La confiance est également une préoccupation pour ceux qui travaillent dans le secteur informel, en particulier ceux qui vendent à la sauvette. Les règlements des gouvernements locaux criminalisent souvent ces vendeurs pour avoir empiété sur l’espace public. Plusieurs des anciens maires d’Accra ont mené des campagnes de « décongestion » contre les travailleurs informels, en particulier les vendeurs de rue, même s’il existe peu d’endroits alternatifs viables pour ces commerçants.

La dynamique de l’économie politique est un facteur récurrent pour répondre aux priorités des commerçants du marché et des résidents de l’habitat informel. Les autorités gouvernementales, tant nationales que locales, ont souvent été plus intéressées à attirer des investissements pour le tourisme, les affaires et le logement haut de gamme, tout en ayant peu d’incitations en dehors des périodes électorales pour fournir des biens et des services à la ville informelle. Les politiciens de tous les partis promettent de protéger les habitants pendant les périodes de campagne pour les abandonner après les élections.
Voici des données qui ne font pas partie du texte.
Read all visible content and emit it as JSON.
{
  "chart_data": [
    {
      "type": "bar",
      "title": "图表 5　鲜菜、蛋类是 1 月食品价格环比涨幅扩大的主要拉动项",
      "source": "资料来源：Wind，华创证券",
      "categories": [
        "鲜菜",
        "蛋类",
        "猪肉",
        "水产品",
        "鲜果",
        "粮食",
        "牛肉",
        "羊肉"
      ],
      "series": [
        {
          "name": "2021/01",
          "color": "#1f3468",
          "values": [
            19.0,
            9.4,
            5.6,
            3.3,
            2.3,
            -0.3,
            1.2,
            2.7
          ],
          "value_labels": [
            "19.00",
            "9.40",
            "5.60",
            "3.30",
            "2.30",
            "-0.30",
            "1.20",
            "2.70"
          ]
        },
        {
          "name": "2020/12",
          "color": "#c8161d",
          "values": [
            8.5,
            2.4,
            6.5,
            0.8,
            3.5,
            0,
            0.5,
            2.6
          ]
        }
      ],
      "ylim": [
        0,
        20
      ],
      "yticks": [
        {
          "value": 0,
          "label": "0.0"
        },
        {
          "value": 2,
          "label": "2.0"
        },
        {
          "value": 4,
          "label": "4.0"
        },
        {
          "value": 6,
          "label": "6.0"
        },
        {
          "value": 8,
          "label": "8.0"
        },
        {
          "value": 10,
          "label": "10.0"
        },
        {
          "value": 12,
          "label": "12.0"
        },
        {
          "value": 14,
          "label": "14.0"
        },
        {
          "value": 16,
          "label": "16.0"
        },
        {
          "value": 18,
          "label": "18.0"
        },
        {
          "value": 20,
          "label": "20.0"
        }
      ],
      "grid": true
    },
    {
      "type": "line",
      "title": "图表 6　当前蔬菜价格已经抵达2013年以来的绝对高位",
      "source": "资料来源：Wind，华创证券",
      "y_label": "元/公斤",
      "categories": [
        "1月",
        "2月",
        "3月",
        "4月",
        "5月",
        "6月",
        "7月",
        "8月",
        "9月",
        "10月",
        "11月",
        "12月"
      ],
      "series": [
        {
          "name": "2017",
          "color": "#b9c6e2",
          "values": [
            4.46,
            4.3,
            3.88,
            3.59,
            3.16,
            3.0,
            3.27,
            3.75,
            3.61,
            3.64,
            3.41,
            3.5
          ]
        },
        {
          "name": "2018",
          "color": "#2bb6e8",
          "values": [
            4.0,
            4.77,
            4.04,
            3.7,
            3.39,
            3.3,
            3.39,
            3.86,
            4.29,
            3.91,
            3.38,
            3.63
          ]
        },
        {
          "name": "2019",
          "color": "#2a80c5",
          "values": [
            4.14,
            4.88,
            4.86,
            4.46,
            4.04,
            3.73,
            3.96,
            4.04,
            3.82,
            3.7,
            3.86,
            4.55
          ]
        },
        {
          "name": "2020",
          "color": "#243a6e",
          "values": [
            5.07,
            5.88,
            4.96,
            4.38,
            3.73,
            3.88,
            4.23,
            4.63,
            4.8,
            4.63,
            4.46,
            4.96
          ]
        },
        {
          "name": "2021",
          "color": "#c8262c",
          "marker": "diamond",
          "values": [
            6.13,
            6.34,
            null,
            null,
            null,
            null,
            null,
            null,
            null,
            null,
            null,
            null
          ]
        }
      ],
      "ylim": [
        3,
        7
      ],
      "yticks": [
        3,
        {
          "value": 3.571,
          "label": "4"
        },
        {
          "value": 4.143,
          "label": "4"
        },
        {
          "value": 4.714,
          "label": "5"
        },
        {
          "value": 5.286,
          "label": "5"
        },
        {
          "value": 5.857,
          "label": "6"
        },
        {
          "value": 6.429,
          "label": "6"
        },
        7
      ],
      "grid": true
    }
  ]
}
Dans l’ensemble, notre chapitre souligne qu’un ensemble plus large de priorités est nécessaire dans les discussions sur le changement climatique pour faire face aux impacts sur les plus vulnérables dans les villes africaines. Des événements mondiaux tels que l’actuelle conférence sur le climat COP27 mettent fortement l’accent sur le financement des infrastructures vertes et des emplois verts. Bien que ces orientations politiques soient importantes, elles devront être associées à des réformes institutionnelles, juridiques, de renforcement de la confiance et de renforcement des capacités afin que les interventions d’adaptation soient véritablement transformatrices.